37. Pembeli : (Masuk)
Baru buka nih ?
38. Pedagang : Iya, Bu. Ibu mau beli apa, Bu ?
39. Pembeli : Saya mau beli minyak goreng curah. Ada ?
40. Pedagang : Oh ada...mau berapa kilo ?
41. Pembeli : Sekilo berapa ?
42. Pedagang : 7 ribu
43. Pembeli : Mahal amat !!!
44. Pedagang : Sekarang barang-barang memang mahal, Bu. Jangankan minyak goreng, jarum pentol aja mahal
45. Pembeli : Gak mungkin! Harga kelapa saja murah, masak harga minyak goreng mahal ? Sekarangkan BBM turun, turun, turun lagi, seharusnya harga sembako turun dong.
46. Pedagang : Bu, kita berdagang ini gak hanya soal produksi dan transportasi, tapi juga retribusi dan sesaji ! Jadi beli gak ?
47. Pembeli : Iya. Kasih 3 kilo.
48. Pedagang : (Mengambil beberapa bungkus minyak goreng dan hendak ditimbang.
Kalau di sini timbangannya pasti pas, Bu. Beda dengan warung lain. Ini, Bu, minyak gorengnya. Pas kan 3 kilo ?
49. Pembeli : Oh ya, pas ! Terima kasih ya, ini uangnya
(Mengambil minyak goreng dan membayar ke pedagang. Kemudian pergi)
50. Pedagang : (tertawa)
51. Pedagang : Kenapa ? Kalian meragukan timbangan saya ? Alah, penipuan dan kejujuran hanya perkara teori. Kita harus memilih teori mana yang lebih efisien. Kalau kita gak begini, mana bisa kaya.
Bagian III
Teknis panggung khusus untuk stage yang tidak menggunakan lampu atau tirai ketika pergantian properti. Ketika berganti adegan politik, semua kru panggung dapat mengambil semua properti yang ada di panggung hingga panggung kosong. Tanpa barang satu pun. Sementara itu, dari arah pintu masuk, datang Caleg dan dua orang pengawal. Caleg menyalami beberapa penonton, sedangkan dua orang pengawal berpakaian rapi dan berkaca mata hitam membagikan brosur ke penonton. Adegan ini berlangsung hingga kru panggung selesai merapikan panggung dari properti !

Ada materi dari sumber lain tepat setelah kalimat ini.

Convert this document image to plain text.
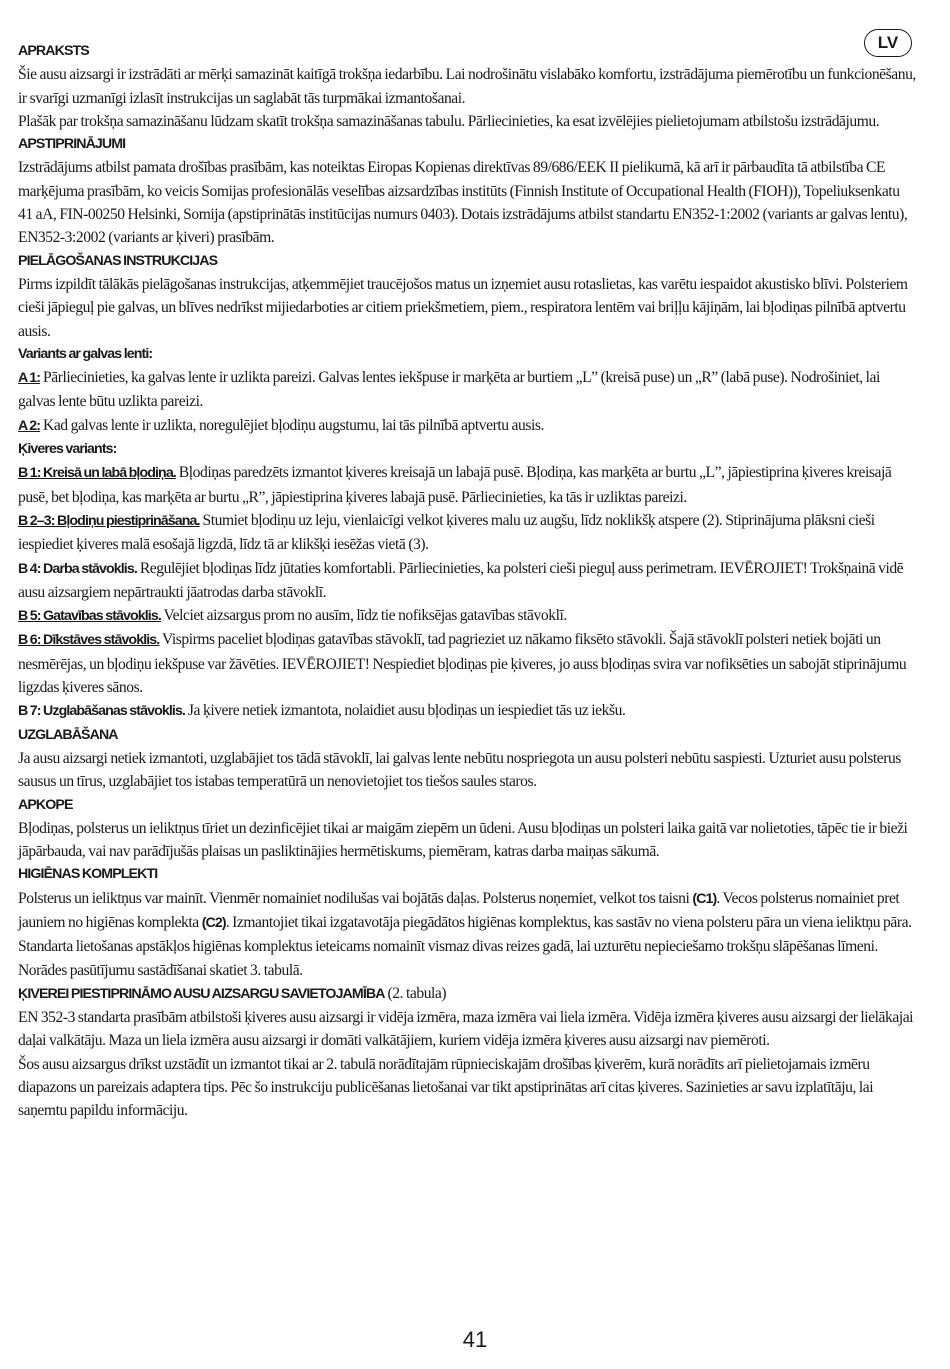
LV
APRAKSTS

Šie ausu aizsargi ir izstrādāti ar mērķi samazināt kaitīgā trokšņa iedarbību. Lai nodrošinātu vislabāko komfortu, izstrādājuma piemērotību un funkcionēšanu, ir svarīgi uzmanīgi izlasīt instrukcijas un saglabāt tās turpmākai izmantošanai.

Plašāk par trokšņa samazināšanu lūdzam skatīt trokšņa samazināšanas tabulu. Pārliecinieties, ka esat izvēlējies pielietojumam atbilstošu izstrādājumu.

APSTIPRINĀJUMI

Izstrādājums atbilst pamata drošības prasībām, kas noteiktas Eiropas Kopienas direktīvas 89/686/EEK II pielikumā, kā arī ir pārbaudīta tā atbilstība CE marķējuma prasībām, ko veicis Somijas profesionālās veselības aizsardzības institūts (Finnish Institute of Occupational Health (FIOH)), Topeliuksenkatu 41 aA, FIN-00250 Helsinki, Somija (apstiprinātās institūcijas numurs 0403). Dotais izstrādājums atbilst standartu EN352-1:2002 (variants ar galvas lentu), EN352-3:2002 (variants ar ķiveri) prasībām.

PIELĀGOŠANAS INSTRUKCIJAS

Pirms izpildīt tālākās pielāgošanas instrukcijas, atķemmējiet traucējošos matus un izņemiet ausu rotaslietas, kas varētu iespaidot akustisko blīvi. Polsteriem cieši jāpieguļ pie galvas, un blīves nedrīkst mijiedarboties ar citiem priekšmetiem, piem., respiratora lentēm vai briļļu kājiņām, lai bļodiņas pilnībā aptvertu ausis.

Variants ar galvas lenti:

A 1: Pārliecinieties, ka galvas lente ir uzlikta pareizi. Galvas lentes iekšpuse ir marķēta ar burtiem „L” (kreisā puse) un „R” (labā puse). Nodrošiniet, lai galvas lente būtu uzlikta pareizi.

A 2: Kad galvas lente ir uzlikta, noregulējiet bļodiņu augstumu, lai tās pilnībā aptvertu ausis.

Ķiveres variants:

B 1: Kreisā un labā bļodiņa. Bļodiņas paredzēts izmantot ķiveres kreisajā un labajā pusē. Bļodiņa, kas marķēta ar burtu „L”, jāpiestiprina ķiveres kreisajā pusē, bet bļodiņa, kas marķēta ar burtu „R”, jāpiestiprina ķiveres labajā pusē. Pārliecinieties, ka tās ir uzliktas pareizi.

B 2–3: Bļodiņu piestiprināšana. Stumiet bļodiņu uz leju, vienlaicīgi velkot ķiveres malu uz augšu, līdz noklikšķ atspere (2). Stiprinājuma plāksni cieši iespiediet ķiveres malā esošajā ligzdā, līdz tā ar klikšķi iesēžas vietā (3).

B 4: Darba stāvoklis. Regulējiet bļodiņas līdz jūtaties komfortabli. Pārliecinieties, ka polsteri cieši pieguļ auss perimetram. IEVĒROJIET! Trokšņainā vidē ausu aizsargiem nepārtraukti jāatrodas darba stāvoklī.

B 5: Gatavības stāvoklis. Velciet aizsargus prom no ausīm, līdz tie nofiksējas gatavības stāvoklī.

B 6: Dīkstāves stāvoklis. Vispirms paceliet bļodiņas gatavības stāvoklī, tad pagrieziet uz nākamo fiksēto stāvokli. Šajā stāvoklī polsteri netiek bojāti un nesmērējas, un bļodiņu iekšpuse var žāvēties. IEVĒROJIET! Nespiediet bļodiņas pie ķiveres, jo auss bļodiņas svira var nofiksēties un sabojāt stiprinājumu ligzdas ķiveres sānos.

B 7: Uzglabāšanas stāvoklis. Ja ķivere netiek izmantota, nolaidiet ausu bļodiņas un iespiediet tās uz iekšu.

UZGLABĀŠANA

Ja ausu aizsargi netiek izmantoti, uzglabājiet tos tādā stāvoklī, lai galvas lente nebūtu nospriegota un ausu polsteri nebūtu saspiesti. Uzturiet ausu polsterus sausus un tīrus, uzglabājiet tos istabas temperatūrā un nenovietojiet tos tiešos saules staros.

APKOPE

Bļodiņas, polsterus un ieliktņus tīriet un dezinficējiet tikai ar maigām ziepēm un ūdeni. Ausu bļodiņas un polsteri laika gaitā var nolietoties, tāpēc tie ir bieži jāpārbauda, vai nav parādījušās plaisas un pasliktinājies hermētiskums, piemēram, katras darba maiņas sākumā.

HIGIĒNAS KOMPLEKTI

Polsterus un ieliktņus var mainīt. Vienmēr nomainiet nodilušas vai bojātās daļas. Polsterus noņemiet, velkot tos taisni (C1). Vecos polsterus nomainiet pret jauniem no higiēnas komplekta (C2). Izmantojiet tikai izgatavotāja piegādātos higiēnas komplektus, kas sastāv no viena polsteru pāra un viena ieliktņu pāra. Standarta lietošanas apstākļos higiēnas komplektus ieteicams nomainīt vismaz divas reizes gadā, lai uzturētu nepieciešamo trokšņu slāpēšanas līmeni. Norādes pasūtījumu sastādīšanai skatiet 3. tabulā.

ĶIVEREI PIESTIPRINĀMO AUSU AIZSARGU SAVIETOJAMĪBA (2. tabula)

EN 352-3 standarta prasībām atbilstoši ķiveres ausu aizsargi ir vidēja izmēra, maza izmēra vai liela izmēra. Vidēja izmēra ķiveres ausu aizsargi der lielākajai daļai valkātāju. Maza un liela izmēra ausu aizsargi ir domāti valkātājiem, kuriem vidēja izmēra ķiveres ausu aizsargi nav piemēroti.

Šos ausu aizsargus drīkst uzstādīt un izmantot tikai ar 2. tabulā norādītajām rūpnieciskajām drošības ķiverēm, kurā norādīts arī pielietojamais izmēru diapazons un pareizais adaptera tips. Pēc šo instrukciju publicēšanas lietošanai var tikt apstiprinātas arī citas ķiveres. Sazinieties ar savu izplatītāju, lai saņemtu papildu informāciju.

41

52. Caleg : Saya yakin kalau saya bisa terpilih dalam Pemilu legislatif tahun ini.
53. Peng. 1 : Kenapa Anda begitu yakin, Pak ? Bukannya tahun ini ada banyak calon legislatif yang jadi saingan Anda ?
54. Caleg : Tentu saya yakin karena saya punya visi dan misi yang jelas !
55. Peng. 1 : Tapi menurut pengamatan saya, semua partai mengusung visi dan misi yang hampir sama. Memangnya partai Bapak ini ada bedanya dengan partai lain ?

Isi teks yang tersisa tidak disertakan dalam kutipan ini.